In one set of experiments, participants were asked to provide mundane and minimally informative details about their lives, such as their marital or employment status. Some received similar information about their “partner”—the responses were preprogrammed and randomly generated—and some did not. Those who received information felt their partner knew them better, relative to those who didn’t receive information.

A crime deterrent?

When residents of New York City housing developments were given information about the officers who patrolled their neighborhoods, they were more likely to believe that these officers would know if they committed a crime. Crime dropped both in the developments themselves and the immediate areas.

In other cases, participants were instructed to tell their partner four truths and one lie about themselves. Those who received information about their fictitious partner (again, preprogrammed responses) thought their partner would be better able to detect their lies. Participants in other experiments, given a monetary incentive to lie but warned that their partner would flag suspected dishonesty, were less likely to lie when they received information about their partner. The less anonymous participants felt, the less likely they were to lie.
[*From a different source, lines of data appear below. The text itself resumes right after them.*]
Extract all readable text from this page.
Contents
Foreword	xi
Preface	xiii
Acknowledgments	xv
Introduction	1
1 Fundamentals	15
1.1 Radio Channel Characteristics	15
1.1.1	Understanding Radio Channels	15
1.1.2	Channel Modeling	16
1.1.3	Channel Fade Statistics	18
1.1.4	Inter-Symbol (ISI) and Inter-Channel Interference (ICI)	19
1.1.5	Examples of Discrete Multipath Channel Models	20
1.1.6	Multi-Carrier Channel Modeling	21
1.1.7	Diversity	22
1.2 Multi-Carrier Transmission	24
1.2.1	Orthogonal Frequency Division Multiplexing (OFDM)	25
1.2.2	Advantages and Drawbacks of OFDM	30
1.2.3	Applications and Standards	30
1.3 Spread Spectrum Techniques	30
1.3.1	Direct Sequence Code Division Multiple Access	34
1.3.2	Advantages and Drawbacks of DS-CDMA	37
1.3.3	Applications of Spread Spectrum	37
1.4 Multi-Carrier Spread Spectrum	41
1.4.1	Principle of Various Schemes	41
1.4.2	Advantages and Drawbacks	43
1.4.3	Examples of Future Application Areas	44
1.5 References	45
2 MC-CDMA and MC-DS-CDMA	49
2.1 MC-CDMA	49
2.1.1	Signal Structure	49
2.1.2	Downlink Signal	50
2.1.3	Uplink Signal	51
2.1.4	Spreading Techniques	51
Probing the assumption of social symmetry and its implications for anonymity in a real-life setting, Shah and LaForest sent mailers to residents of some New York City Housing Authority housing developments, providing prosaic personal information about neighborhood coordination officers, who patrolled the developments as part of a community policing program. In surveys taken two months after the mailers were sent, residents of developments that received the information thought it was more likely their NCO would know if they committed a crime than did residents of developments that didn’t receive the mailers.

The researchers further find that in the three-month period after the mailers were sent, crime dropped in and around the developments that received them, relative to those that didn’t. The effect was modest—a 6 percent drop in the immediate vicinity of the development and a 7 percent drop within a slightly larger radius—but reliable. And this reduction was in line with the typical results of hotspot policing initiatives that entail amplifying police presence in particular areas of concern.

Shah points out that the effect of the treatment faded quickly, and cautions that the mailers in themselves are not necessarily a crime-prevention strategy. “I wouldn’t look at our field experiment as testing a ready-to-go intervention,” he says. “I really think of it as giving some insight into a specific component that’s already there in lots of community policing initiatives but has never really been evaluated on its own, which is just, what is the effect of knowing more about your neighborhood officers?”

“These results suggest an interesting wrinkle in the psychology of anonymity and social interactions,” Shah and LaForest write of the cumulative findings of their experiments. Shah doesn’t speculate on how the findings might apply in other contexts, but he points out that social media allows people to gather information about others in a way that blurs the line between acquaintance and stranger. When you check a new colleague’s LinkedIn profile before meeting for the first time, you may be trying to get to know the person a little better. But, the research suggests, you may come away feeling, and acting, as though your colleague knows you a little better too.